Will the real team leaders please stand up?

As she relives an unpleasant blame-game incident, Catherine Burtinshaw urges her fellow solicitors to take a more professional, team approach to accountability
Over ten years ago when I was just a few years' qualified, an expert report was served late on a file on which I worked. If I immediately follow that statement with an explanation that I was, on the relevant date, in the middle of a three-week honeymoon on the other side of the globe, my bullet-proof alibi may sound rather defensive. The fact is, however, that recalling the incident even now brings out a natural career preservation instinct.
To provide some context, the Matter Partner for the file in question had only recently achieved promotion. With the benefit of hindsight and years of observing office politics at work, I can now see that their own back-covering defence mechanism as they fled the scene at speed was, to a degree, understandable as they strived to protect their hard-won status.
Cold comfort
The solicitor on the other side was an awkward character, but we had found a reasonably friendly level by this point. He gave me a heads up as we went into a court hearing for an unless order requiring the production of my client's expert evidence, that he in fact intended to apply for a debarring order. In a moment of utter madness, the judge granted that request and I left court in a state of shock, terrified to even call the office and report in. The next few weeks was a blur of preparing for a Court of Appeal hearing which overturned the order, with the judges recording that it had been entirely unwarranted. That was fairly cold comfort as the interim period had been most unpleasant, with departmental partners holding meetings behind closed doors and everybody participating in the blame game.
My position was then, and remains to this day, that if ever there are issues on a case, all of those involved need to step up and allow themselves to be held accountable. I could start a whole debate about whether or not the buck stops with the most senior fee earner involved, but I won't.
As a professional negligence solicitor, by definition I only become involved in other people's cases when the proverbial has already hit the fan. I met a new client accountant yesterday. I have worked on many accountants' negligence cases before, but I can honestly say that I have never seen their files in such impeccable order. I was presented with a full copy of the 'Know your client' file which was put together at the outset of their new client relationship (which has since turned sour), and a brief scan of their correspondence files shows that even the telephone attendance notes were dictated up and appear on the files in chronological order.

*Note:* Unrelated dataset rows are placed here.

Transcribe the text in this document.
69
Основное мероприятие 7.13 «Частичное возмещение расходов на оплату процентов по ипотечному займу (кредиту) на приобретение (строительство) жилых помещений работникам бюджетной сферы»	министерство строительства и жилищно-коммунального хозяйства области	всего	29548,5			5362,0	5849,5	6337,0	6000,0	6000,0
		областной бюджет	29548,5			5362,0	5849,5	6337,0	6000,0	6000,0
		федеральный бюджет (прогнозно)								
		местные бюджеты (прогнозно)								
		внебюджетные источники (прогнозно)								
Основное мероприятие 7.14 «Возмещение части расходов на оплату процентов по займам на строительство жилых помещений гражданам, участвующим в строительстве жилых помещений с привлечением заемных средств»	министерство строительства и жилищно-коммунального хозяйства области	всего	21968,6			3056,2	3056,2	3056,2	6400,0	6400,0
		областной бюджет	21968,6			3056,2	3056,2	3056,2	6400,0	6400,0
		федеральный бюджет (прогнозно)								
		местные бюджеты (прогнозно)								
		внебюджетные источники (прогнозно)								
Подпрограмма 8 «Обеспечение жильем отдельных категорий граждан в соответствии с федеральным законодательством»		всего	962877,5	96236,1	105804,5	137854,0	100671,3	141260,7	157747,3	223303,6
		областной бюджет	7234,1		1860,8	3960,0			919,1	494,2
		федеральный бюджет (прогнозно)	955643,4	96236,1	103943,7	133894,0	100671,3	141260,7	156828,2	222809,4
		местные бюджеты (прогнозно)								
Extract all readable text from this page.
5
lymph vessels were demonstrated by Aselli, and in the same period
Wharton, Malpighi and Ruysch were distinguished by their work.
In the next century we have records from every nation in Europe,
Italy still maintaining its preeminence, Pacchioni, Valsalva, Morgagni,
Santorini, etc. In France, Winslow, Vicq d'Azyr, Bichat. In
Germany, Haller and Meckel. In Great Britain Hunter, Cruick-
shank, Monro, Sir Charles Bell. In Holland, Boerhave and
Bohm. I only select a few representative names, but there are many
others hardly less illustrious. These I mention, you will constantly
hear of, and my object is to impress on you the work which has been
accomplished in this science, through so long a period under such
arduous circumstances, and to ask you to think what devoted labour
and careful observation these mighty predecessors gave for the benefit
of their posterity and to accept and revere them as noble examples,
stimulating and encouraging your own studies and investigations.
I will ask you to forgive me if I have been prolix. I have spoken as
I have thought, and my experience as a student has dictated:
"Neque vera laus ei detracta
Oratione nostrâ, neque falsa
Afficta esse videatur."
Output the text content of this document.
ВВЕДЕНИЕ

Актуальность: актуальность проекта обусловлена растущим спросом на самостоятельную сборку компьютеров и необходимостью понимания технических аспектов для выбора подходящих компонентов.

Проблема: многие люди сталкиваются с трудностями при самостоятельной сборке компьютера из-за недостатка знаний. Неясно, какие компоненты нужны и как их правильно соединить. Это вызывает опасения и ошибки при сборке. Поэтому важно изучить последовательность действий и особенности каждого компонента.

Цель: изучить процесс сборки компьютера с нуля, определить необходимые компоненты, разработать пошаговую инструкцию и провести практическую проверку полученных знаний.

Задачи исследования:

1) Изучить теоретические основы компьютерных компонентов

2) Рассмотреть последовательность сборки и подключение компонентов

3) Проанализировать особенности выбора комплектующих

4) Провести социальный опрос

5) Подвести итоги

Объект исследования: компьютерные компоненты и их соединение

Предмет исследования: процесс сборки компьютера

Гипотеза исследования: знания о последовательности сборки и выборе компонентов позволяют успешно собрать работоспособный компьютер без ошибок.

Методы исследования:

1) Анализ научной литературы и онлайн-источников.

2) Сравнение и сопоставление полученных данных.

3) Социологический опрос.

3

That should of course be standard practice for solicitors, and not just those in my field who are particularly paranoid, but it is not something I have come to expect when dealing with accountants' files.
Team work
I was told that the practice has not ever had a claim against it, and the person I met has very much taken it to heart. Not once, however, during our lengthy meeting was any mention made of the numerous colleagues who worked on this particular file. No attempt was made to attribute blame internally. The approach was rather, as ?I deem correct, that the firm has come under attack and needs to defend itself as one unit. "There's no I in team", the cheesy catchprase goes, but as one canny former colleague once pointed out to me, however, there is a "me" in team if you look ?hard enough.
I also wanted to have a quick word about brand. My 8-year-old daughter received a lovely pair of sandals for her birthday back in April from her grandparents. They are of a recognised label and were not cheap. As the label's owner is famously vegan, the sandals are not made from leather and the substitute material used in the ankle strap is pathetically flimsy. The result was that one strap came undone and we lost it, rendering them unwearable.
When I looked on the internet and discovered the price of this - lest we forget - children's footwear, I almost keeled over. I was completely incensed and e-mailed the label's customer service address. I received an utterly uninterested response. Undeterred, as we lawyers can be tenacious, I had another go, with similar results. I then hunted down a telephone number and lucked out in getting through to the personal assistant to the CEO. She was completely horrified on hearing of their sloppy customer service to date ?and we received a brand new pair of sandals within a week, together with ?a handwritten apology.
As I really dislike glass-half-empty people who take the time to complain but never to say when they receive good service, I e-mailed the PA on receipt of the sandals to tell her just how delighted we were, and asked whether there was a public forum on their website where I could leave my positive comments. There isn't, but the label's reputation is redeemed in my eyes.